À deux doigts du record du monde au marathon de Londres

Le Kényan Eliud Kipchoge a conservé son titre dimanche sur le marathon de Londres, qu'il a remporté en 2h 3min 4sec, butant sur le record du monde de Dennis Kimetto (2h 2min 57sec) pour sept petites secondes seulement.
Son compatriote Stanley Biwott (30 ans) et l'Éthiopien Kenenisa Bekele (33 ans) complètent le podium.
Sans un léger ralentissement dans le final en raison de la lutte tactique entre les deux Kényans, au terme d'une course rapide disputée dans des conditions parfaites, le vainqueur aurait sans doute amélioré la marque mondiale, et pas seulement le temps de référence de l'épreuve britannique.
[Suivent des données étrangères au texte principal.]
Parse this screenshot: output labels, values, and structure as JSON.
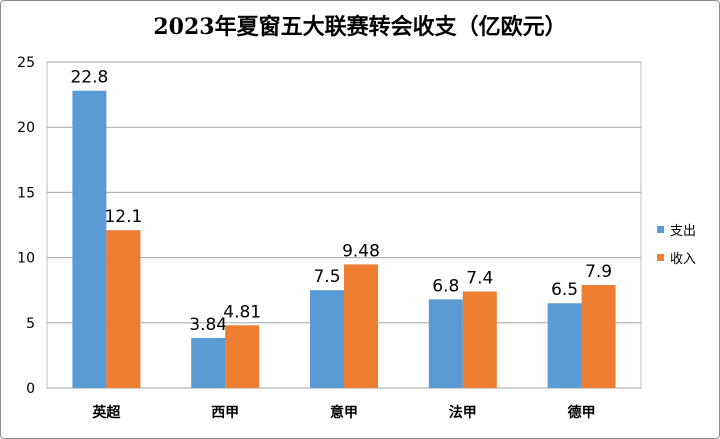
{
  "chart_data": {
    "type": "bar",
    "title": "2023年夏窗五大联赛转会收支（亿欧元）",
    "categories": [
      "英超",
      "西甲",
      "意甲",
      "法甲",
      "德甲"
    ],
    "series": [
      {
        "name": "支出",
        "color": "#5b9bd5",
        "values": [
          22.8,
          3.84,
          7.5,
          6.8,
          6.5
        ],
        "labels": [
          "22.8",
          "3.84",
          "7.5",
          "6.8",
          "6.5"
        ]
      },
      {
        "name": "收入",
        "color": "#ed7d31",
        "values": [
          12.1,
          4.81,
          9.48,
          7.4,
          7.9
        ],
        "labels": [
          "12.1",
          "4.81",
          "9.48",
          "7.4",
          "7.9"
        ]
      }
    ],
    "ylim": [
      0,
      25
    ],
    "yticks": [
      "0",
      "5",
      "10",
      "15",
      "20",
      "25"
    ],
    "grid": true,
    "legend_position": "right"
  }
}
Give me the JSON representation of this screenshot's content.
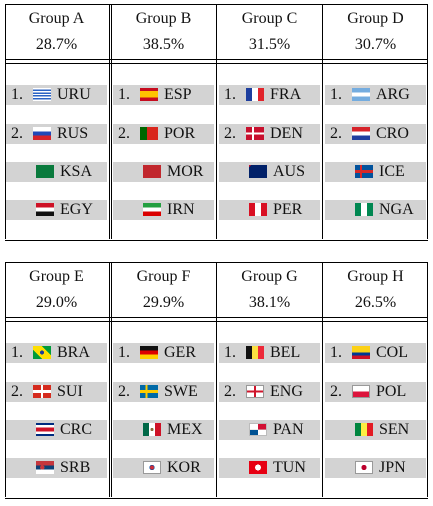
{
  "groups": [
    {
      "name": "Group A",
      "pct": "28.7%",
      "teams": [
        {
          "rank": "1.",
          "code": "URU",
          "flag": "uru"
        },
        {
          "rank": "2.",
          "code": "RUS",
          "flag": "rus"
        },
        {
          "rank": "",
          "code": "KSA",
          "flag": "ksa"
        },
        {
          "rank": "",
          "code": "EGY",
          "flag": "egy"
        }
      ]
    },
    {
      "name": "Group B",
      "pct": "38.5%",
      "teams": [
        {
          "rank": "1.",
          "code": "ESP",
          "flag": "esp"
        },
        {
          "rank": "2.",
          "code": "POR",
          "flag": "por"
        },
        {
          "rank": "",
          "code": "MOR",
          "flag": "mor"
        },
        {
          "rank": "",
          "code": "IRN",
          "flag": "irn"
        }
      ]
    },
    {
      "name": "Group C",
      "pct": "31.5%",
      "teams": [
        {
          "rank": "1.",
          "code": "FRA",
          "flag": "fra"
        },
        {
          "rank": "2.",
          "code": "DEN",
          "flag": "den"
        },
        {
          "rank": "",
          "code": "AUS",
          "flag": "aus"
        },
        {
          "rank": "",
          "code": "PER",
          "flag": "per"
        }
      ]
    },
    {
      "name": "Group D",
      "pct": "30.7%",
      "teams": [
        {
          "rank": "1.",
          "code": "ARG",
          "flag": "arg"
        },
        {
          "rank": "2.",
          "code": "CRO",
          "flag": "cro"
        },
        {
          "rank": "",
          "code": "ICE",
          "flag": "ice"
        },
        {
          "rank": "",
          "code": "NGA",
          "flag": "nga"
        }
      ]
    },
    {
      "name": "Group E",
      "pct": "29.0%",
      "teams": [
        {
          "rank": "1.",
          "code": "BRA",
          "flag": "bra"
        },
        {
          "rank": "2.",
          "code": "SUI",
          "flag": "sui"
        },
        {
          "rank": "",
          "code": "CRC",
          "flag": "crc"
        },
        {
          "rank": "",
          "code": "SRB",
          "flag": "srb"
        }
      ]
    },
    {
      "name": "Group F",
      "pct": "29.9%",
      "teams": [
        {
          "rank": "1.",
          "code": "GER",
          "flag": "ger"
        },
        {
          "rank": "2.",
          "code": "SWE",
          "flag": "swe"
        },
        {
          "rank": "",
          "code": "MEX",
          "flag": "mex"
        },
        {
          "rank": "",
          "code": "KOR",
          "flag": "kor"
        }
      ]
    },
    {
      "name": "Group G",
      "pct": "38.1%",
      "teams": [
        {
          "rank": "1.",
          "code": "BEL",
          "flag": "bel"
        },
        {
          "rank": "2.",
          "code": "ENG",
          "flag": "eng"
        },
        {
          "rank": "",
          "code": "PAN",
          "flag": "pan"
        },
        {
          "rank": "",
          "code": "TUN",
          "flag": "tun"
        }
      ]
    },
    {
      "name": "Group H",
      "pct": "26.5%",
      "teams": [
        {
          "rank": "1.",
          "code": "COL",
          "flag": "col"
        },
        {
          "rank": "2.",
          "code": "POL",
          "flag": "pol"
        },
        {
          "rank": "",
          "code": "SEN",
          "flag": "sen"
        },
        {
          "rank": "",
          "code": "JPN",
          "flag": "jpn"
        }
      ]
    }
  ]
}
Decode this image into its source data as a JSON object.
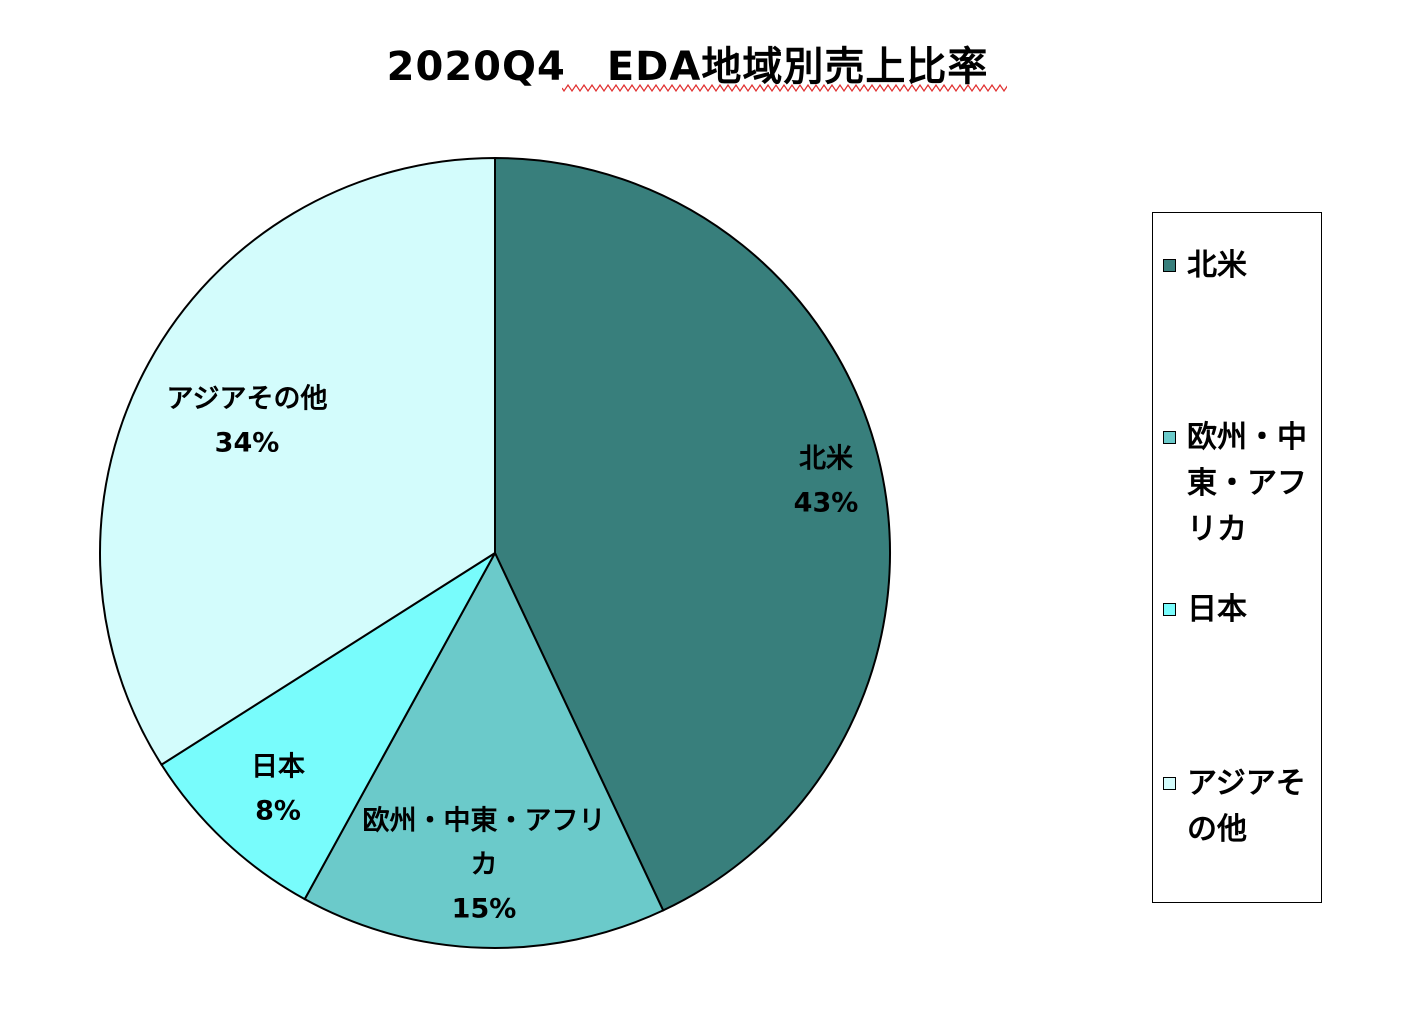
{
  "chart_data": {
    "type": "pie",
    "title": "2020Q4　EDA地域別売上比率",
    "slices": [
      {
        "name": "北米",
        "value": 43,
        "label": "43%",
        "color": "#387F7C"
      },
      {
        "name": "欧州・中東・アフリカ",
        "value": 15,
        "label": "15%",
        "color": "#6BCACA"
      },
      {
        "name": "日本",
        "value": 8,
        "label": "8%",
        "color": "#78FCFC"
      },
      {
        "name": "アジアその他",
        "value": 34,
        "label": "34%",
        "color": "#D3FCFC"
      }
    ],
    "legend_position": "right",
    "start_angle": "12 o'clock",
    "direction": "clockwise"
  }
}
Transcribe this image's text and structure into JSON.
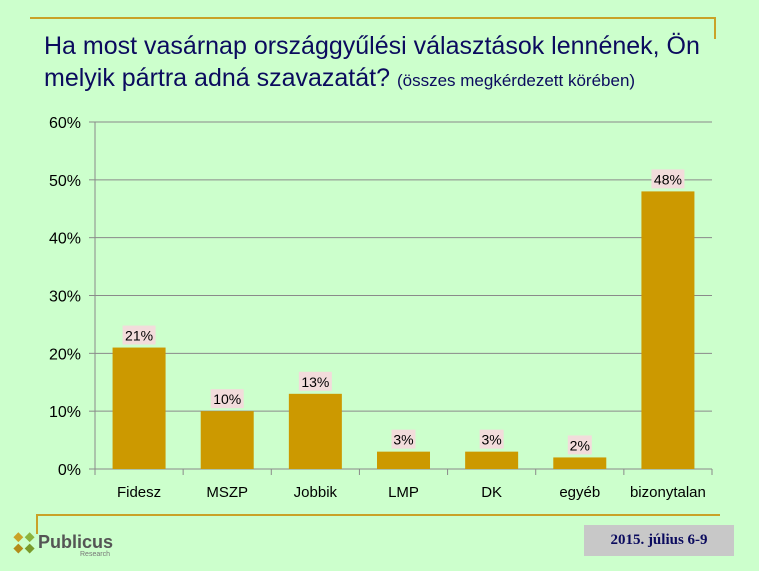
{
  "header": {
    "title_main": "Ha most vasárnap országgyűlési választások lennének, Ön melyik pártra adná szavazatát?",
    "title_sub": "(összes megkérdezett körében)"
  },
  "chart_data": {
    "type": "bar",
    "title": "Ha most vasárnap országgyűlési választások lennének, Ön melyik pártra adná szavazatát? (összes megkérdezett körében)",
    "categories": [
      "Fidesz",
      "MSZP",
      "Jobbik",
      "LMP",
      "DK",
      "egyéb",
      "bizonytalan"
    ],
    "values": [
      21,
      10,
      13,
      3,
      3,
      2,
      48
    ],
    "data_labels": [
      "21%",
      "10%",
      "13%",
      "3%",
      "3%",
      "2%",
      "48%"
    ],
    "yticks": [
      "0%",
      "10%",
      "20%",
      "30%",
      "40%",
      "50%",
      "60%"
    ],
    "ylim": [
      0,
      60
    ],
    "grid": true,
    "legend": "none",
    "bar_color": "#cc9900",
    "label_bg": "#f2dcdb"
  },
  "footer": {
    "logo_text": "Publicus",
    "logo_sub": "Research",
    "date": "2015. július 6-9"
  }
}
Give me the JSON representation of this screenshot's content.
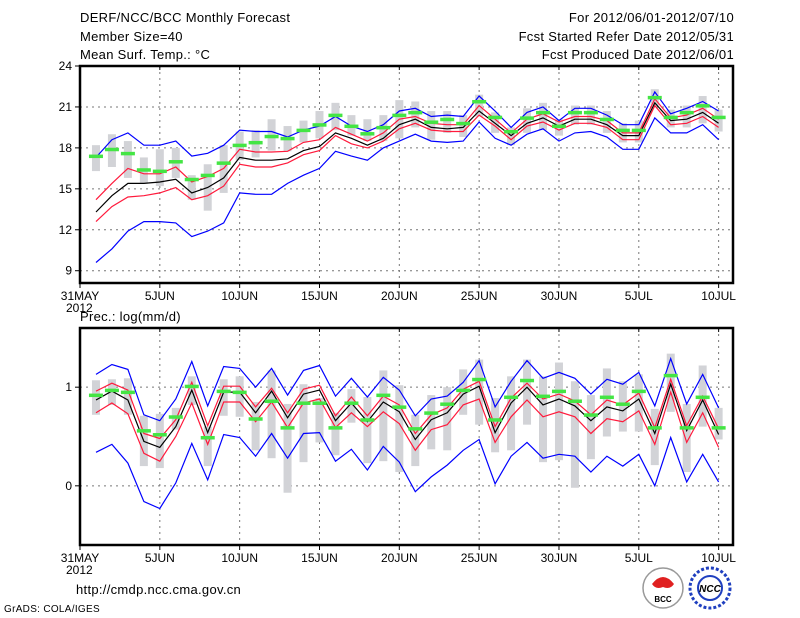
{
  "header": {
    "title": "DERF/NCC/BCC Monthly Forecast",
    "member_size": "Member Size=40",
    "variable": "Mean Surf. Temp.: °C",
    "period": "For 2012/06/01-2012/07/10",
    "start_date": "Fcst Started Refer Date 2012/05/31",
    "produced_date": "Fcst Produced Date 2012/06/01"
  },
  "footer": {
    "url": "http://cmdp.ncc.cma.gov.cn",
    "credit": "GrADS: COLA/IGES",
    "logo_left": "BCC",
    "logo_right": "NCC"
  },
  "colors": {
    "max_min": "#0000ff",
    "quartile": "#ff1a3c",
    "median": "#000000",
    "obs": "#44e544",
    "box": "#d2d3d7"
  },
  "chart_data": [
    {
      "type": "line",
      "title": "Mean Surf. Temp.: °C",
      "ylabel": "°C",
      "ylim": [
        8.1,
        24
      ],
      "xlim": [
        0,
        40.9
      ],
      "yticks": [
        9,
        12,
        15,
        18,
        21,
        24
      ],
      "xticks": [
        {
          "day": 0,
          "label": "31MAY",
          "sub": "2012"
        },
        {
          "day": 5,
          "label": "5JUN"
        },
        {
          "day": 10,
          "label": "10JUN"
        },
        {
          "day": 15,
          "label": "15JUN"
        },
        {
          "day": 20,
          "label": "20JUN"
        },
        {
          "day": 25,
          "label": "25JUN"
        },
        {
          "day": 30,
          "label": "30JUN"
        },
        {
          "day": 35,
          "label": "5JUL"
        },
        {
          "day": 40,
          "label": "10JUL"
        }
      ],
      "grid": true,
      "x_days": [
        1,
        2,
        3,
        4,
        5,
        6,
        7,
        8,
        9,
        10,
        11,
        12,
        13,
        14,
        15,
        16,
        17,
        18,
        19,
        20,
        21,
        22,
        23,
        24,
        25,
        26,
        27,
        28,
        29,
        30,
        31,
        32,
        33,
        34,
        35,
        36,
        37,
        38,
        39,
        40
      ],
      "series": [
        {
          "name": "max",
          "color": "#0000ff",
          "values": [
            17.3,
            18.6,
            19.1,
            18.2,
            18.2,
            18.5,
            17.4,
            17.6,
            18.2,
            19.3,
            19.2,
            19.2,
            18.8,
            19.3,
            19.6,
            20.3,
            19.6,
            19.2,
            19.7,
            20.7,
            20.9,
            20.3,
            20.4,
            20.3,
            21.8,
            20.7,
            19.5,
            20.6,
            21.0,
            20.0,
            20.9,
            20.9,
            20.4,
            19.7,
            19.7,
            22.1,
            20.5,
            20.9,
            21.4,
            20.7
          ]
        },
        {
          "name": "upper",
          "color": "#ff1a3c",
          "values": [
            14.2,
            15.4,
            16.5,
            16.1,
            16.1,
            16.6,
            15.5,
            15.9,
            16.5,
            17.9,
            17.7,
            17.7,
            17.75,
            18.4,
            18.6,
            19.5,
            19.0,
            18.5,
            19.1,
            20.1,
            20.3,
            19.8,
            19.7,
            19.7,
            21.1,
            20.1,
            19.1,
            20.1,
            20.5,
            19.9,
            20.3,
            20.3,
            20.0,
            19.1,
            19.1,
            21.6,
            20.2,
            20.4,
            20.9,
            20.1
          ]
        },
        {
          "name": "median",
          "color": "#000000",
          "values": [
            13.3,
            14.5,
            15.4,
            15.4,
            15.5,
            15.7,
            14.7,
            15.1,
            15.8,
            17.3,
            17.1,
            17.1,
            17.2,
            17.8,
            18.1,
            19.1,
            18.7,
            18.2,
            18.7,
            19.7,
            20.1,
            19.5,
            19.4,
            19.5,
            20.7,
            19.8,
            18.9,
            19.8,
            20.2,
            19.6,
            20.1,
            20.1,
            19.7,
            18.9,
            18.9,
            21.3,
            20.0,
            20.1,
            20.6,
            19.8
          ]
        },
        {
          "name": "lower",
          "color": "#ff1a3c",
          "values": [
            12.6,
            13.7,
            14.4,
            14.5,
            14.7,
            15.1,
            14.2,
            14.5,
            15.2,
            16.8,
            16.6,
            16.6,
            16.9,
            17.5,
            17.8,
            18.9,
            18.3,
            18.0,
            18.5,
            19.4,
            19.8,
            19.3,
            19.2,
            19.2,
            20.4,
            19.6,
            18.6,
            19.6,
            19.9,
            19.3,
            19.8,
            19.8,
            19.5,
            18.6,
            18.6,
            21.1,
            19.7,
            19.8,
            20.3,
            19.5
          ]
        },
        {
          "name": "min",
          "color": "#0000ff",
          "values": [
            9.6,
            10.6,
            11.9,
            12.6,
            12.6,
            12.5,
            11.5,
            11.9,
            12.5,
            14.7,
            14.6,
            14.6,
            15.4,
            16.0,
            16.5,
            17.75,
            17.4,
            17.1,
            18.0,
            18.5,
            19.0,
            18.5,
            18.4,
            18.5,
            19.9,
            18.7,
            18.2,
            19.0,
            19.4,
            18.5,
            19.1,
            19.2,
            18.8,
            17.9,
            17.9,
            20.2,
            19.1,
            19.1,
            19.7,
            18.6
          ]
        }
      ],
      "obs": [
        17.4,
        17.9,
        17.6,
        16.4,
        16.3,
        17.0,
        15.7,
        16.0,
        16.9,
        18.2,
        18.4,
        18.85,
        18.7,
        19.3,
        19.7,
        20.4,
        19.6,
        19.05,
        19.5,
        20.4,
        20.6,
        19.9,
        20.1,
        19.8,
        21.4,
        20.25,
        19.2,
        20.2,
        20.6,
        19.6,
        20.6,
        20.6,
        20.1,
        19.3,
        19.3,
        21.7,
        20.25,
        20.6,
        21.1,
        20.25
      ],
      "box_high": [
        18.2,
        19.0,
        18.5,
        17.3,
        17.9,
        18.0,
        16.0,
        16.8,
        18.2,
        19.2,
        19.3,
        20.1,
        19.6,
        20.0,
        20.7,
        21.3,
        20.4,
        20.1,
        20.4,
        21.5,
        21.4,
        20.7,
        20.7,
        20.4,
        21.9,
        20.6,
        19.5,
        20.9,
        21.3,
        20.1,
        21.1,
        21.1,
        20.7,
        19.8,
        20.0,
        22.3,
        20.8,
        21.1,
        21.8,
        20.8
      ],
      "box_low": [
        16.3,
        16.6,
        15.8,
        15.4,
        15.2,
        15.8,
        14.2,
        13.4,
        14.7,
        17.1,
        17.3,
        17.8,
        17.75,
        18.4,
        18.7,
        19.3,
        18.9,
        18.5,
        18.5,
        18.7,
        19.5,
        18.6,
        19.1,
        18.8,
        20.3,
        19.1,
        18.2,
        19.1,
        19.3,
        18.9,
        19.7,
        19.7,
        19.1,
        18.4,
        18.4,
        21.1,
        19.5,
        19.5,
        19.8,
        19.2
      ]
    },
    {
      "type": "line",
      "title": "Prec.: log(mm/d)",
      "ylabel": "log(mm/d)",
      "ylim": [
        -0.6,
        1.6
      ],
      "xlim": [
        0,
        40.9
      ],
      "yticks": [
        0,
        1
      ],
      "xticks": [
        {
          "day": 0,
          "label": "31MAY",
          "sub": "2012"
        },
        {
          "day": 5,
          "label": "5JUN"
        },
        {
          "day": 10,
          "label": "10JUN"
        },
        {
          "day": 15,
          "label": "15JUN"
        },
        {
          "day": 20,
          "label": "20JUN"
        },
        {
          "day": 25,
          "label": "25JUN"
        },
        {
          "day": 30,
          "label": "30JUN"
        },
        {
          "day": 35,
          "label": "5JUL"
        },
        {
          "day": 40,
          "label": "10JUL"
        }
      ],
      "grid": true,
      "x_days": [
        1,
        2,
        3,
        4,
        5,
        6,
        7,
        8,
        9,
        10,
        11,
        12,
        13,
        14,
        15,
        16,
        17,
        18,
        19,
        20,
        21,
        22,
        23,
        24,
        25,
        26,
        27,
        28,
        29,
        30,
        31,
        32,
        33,
        34,
        35,
        36,
        37,
        38,
        39,
        40
      ],
      "series": [
        {
          "name": "max",
          "color": "#0000ff",
          "values": [
            1.13,
            1.23,
            1.18,
            0.72,
            0.66,
            0.88,
            1.26,
            0.81,
            1.21,
            1.19,
            1.0,
            1.19,
            0.92,
            1.17,
            1.22,
            0.91,
            1.09,
            0.9,
            1.1,
            0.97,
            0.71,
            0.88,
            0.91,
            1.05,
            1.27,
            0.8,
            1.06,
            1.27,
            1.09,
            1.15,
            1.09,
            0.93,
            1.08,
            1.03,
            1.15,
            0.81,
            1.29,
            0.83,
            1.13,
            0.79
          ]
        },
        {
          "name": "upper",
          "color": "#ff1a3c",
          "values": [
            0.96,
            1.04,
            0.97,
            0.53,
            0.48,
            0.67,
            1.05,
            0.61,
            1.01,
            1.01,
            0.8,
            0.99,
            0.74,
            0.98,
            1.02,
            0.71,
            0.9,
            0.71,
            0.91,
            0.82,
            0.53,
            0.72,
            0.79,
            0.98,
            1.06,
            0.6,
            0.89,
            1.04,
            0.88,
            0.93,
            0.86,
            0.72,
            0.87,
            0.82,
            0.94,
            0.59,
            1.08,
            0.61,
            0.91,
            0.58
          ]
        },
        {
          "name": "median",
          "color": "#000000",
          "values": [
            0.87,
            0.96,
            0.87,
            0.45,
            0.39,
            0.6,
            0.97,
            0.54,
            0.95,
            0.95,
            0.74,
            0.96,
            0.69,
            0.93,
            0.97,
            0.66,
            0.84,
            0.65,
            0.85,
            0.75,
            0.47,
            0.67,
            0.74,
            0.93,
            1.01,
            0.54,
            0.84,
            1.0,
            0.82,
            0.88,
            0.81,
            0.66,
            0.8,
            0.76,
            0.88,
            0.53,
            1.03,
            0.56,
            0.87,
            0.52
          ]
        },
        {
          "name": "lower",
          "color": "#ff1a3c",
          "values": [
            0.74,
            0.84,
            0.73,
            0.33,
            0.25,
            0.5,
            0.84,
            0.42,
            0.85,
            0.85,
            0.65,
            0.85,
            0.59,
            0.84,
            0.88,
            0.59,
            0.74,
            0.6,
            0.75,
            0.63,
            0.36,
            0.57,
            0.62,
            0.82,
            0.88,
            0.44,
            0.7,
            0.87,
            0.7,
            0.75,
            0.7,
            0.53,
            0.68,
            0.65,
            0.76,
            0.42,
            0.95,
            0.44,
            0.74,
            0.39
          ]
        },
        {
          "name": "min",
          "color": "#0000ff",
          "values": [
            0.34,
            0.42,
            0.23,
            -0.16,
            -0.23,
            0.03,
            0.43,
            0.06,
            0.52,
            0.49,
            0.3,
            0.53,
            0.28,
            0.53,
            0.54,
            0.25,
            0.37,
            0.16,
            0.4,
            0.24,
            -0.06,
            0.09,
            0.21,
            0.36,
            0.47,
            0.02,
            0.3,
            0.44,
            0.28,
            0.32,
            0.3,
            0.14,
            0.3,
            0.2,
            0.32,
            0.0,
            0.49,
            0.04,
            0.32,
            0.04
          ]
        }
      ],
      "obs": [
        0.92,
        0.97,
        0.95,
        0.56,
        0.52,
        0.7,
        1.01,
        0.49,
        0.96,
        0.95,
        0.68,
        0.86,
        0.59,
        0.84,
        0.84,
        0.59,
        0.84,
        0.67,
        0.92,
        0.8,
        0.58,
        0.74,
        0.83,
        0.97,
        1.08,
        0.67,
        0.9,
        1.07,
        0.91,
        0.96,
        0.86,
        0.72,
        0.9,
        0.83,
        0.96,
        0.59,
        1.12,
        0.59,
        0.9,
        0.59
      ],
      "box_high": [
        1.07,
        1.08,
        1.09,
        0.71,
        0.73,
        0.79,
        1.11,
        0.6,
        1.08,
        1.11,
        0.85,
        1.17,
        0.83,
        1.03,
        0.89,
        0.74,
        0.98,
        0.9,
        1.17,
        1.02,
        0.72,
        0.92,
        1.0,
        1.18,
        1.28,
        0.89,
        1.11,
        1.28,
        1.11,
        1.25,
        1.06,
        0.92,
        1.19,
        1.06,
        1.13,
        0.78,
        1.34,
        0.83,
        1.22,
        0.79
      ],
      "box_low": [
        0.72,
        0.82,
        0.72,
        0.2,
        0.18,
        0.57,
        0.82,
        0.2,
        0.71,
        0.7,
        0.36,
        0.28,
        -0.07,
        0.24,
        0.44,
        0.31,
        0.64,
        0.23,
        0.25,
        0.14,
        0.2,
        0.37,
        0.36,
        0.72,
        0.62,
        0.34,
        0.36,
        0.62,
        0.24,
        0.26,
        -0.02,
        0.27,
        0.5,
        0.55,
        0.55,
        0.21,
        0.75,
        0.14,
        0.6,
        0.47
      ]
    }
  ]
}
Kipchoge (31 ans), qui a fini avec le doigt levé dans le dernier tour après avoir lâché son dernier rival, a semblé se rendre compte seulement en voyant son temps qu'il avait peut-être dans les jambes le temps de Kimetto, réalisé à Berlin il y a deux ans. Il s'est alors pris la tête entre les mains.
«À six kilomètres de l'arrivée, on jouait soit la victoire, soit le record», a-t-il réagi ensuite au micro de la BBC. «Je suis content, j'ai très bien couru et le record de la course [du marathon de Londres] aujourd'hui [dimanche] me fait plaisir. La foule m'a poussé.»
La course était en effet partie dès le départ sur des bases très élevées, avec même un temps jamais vu de 1h 27min 13sec après 30 kilomètres de course.
À moins de trois kilomètres de l'arrivée, alors que tous les prétendants avaient peu à peu été décrochés, Kipchoge s'est défait de son dernier adversaire juste après le dernier tunnel.
Course épique chez les femmes
Chez les femmes, sa compatriote Jemima Sumgong s'est, elle, imposée en 2h 22min 58sec au terme d'une course épique remportée face à la championne en titre, l'Éthiopienne Tigist Tufa, qui a été décrochée à 600 mètres de l'arrivée.
Sumgong, deuxième à Boston, Chicago et New York, avait pourtant été impliquée dans une chute à une vingtaine de minutes de l'arrivée et sa tête avait même touché le bitume. Elle a toutefois réussi à revenir sur la tête de la course, à la différence de la favorite, la Kényane Mary Keitani.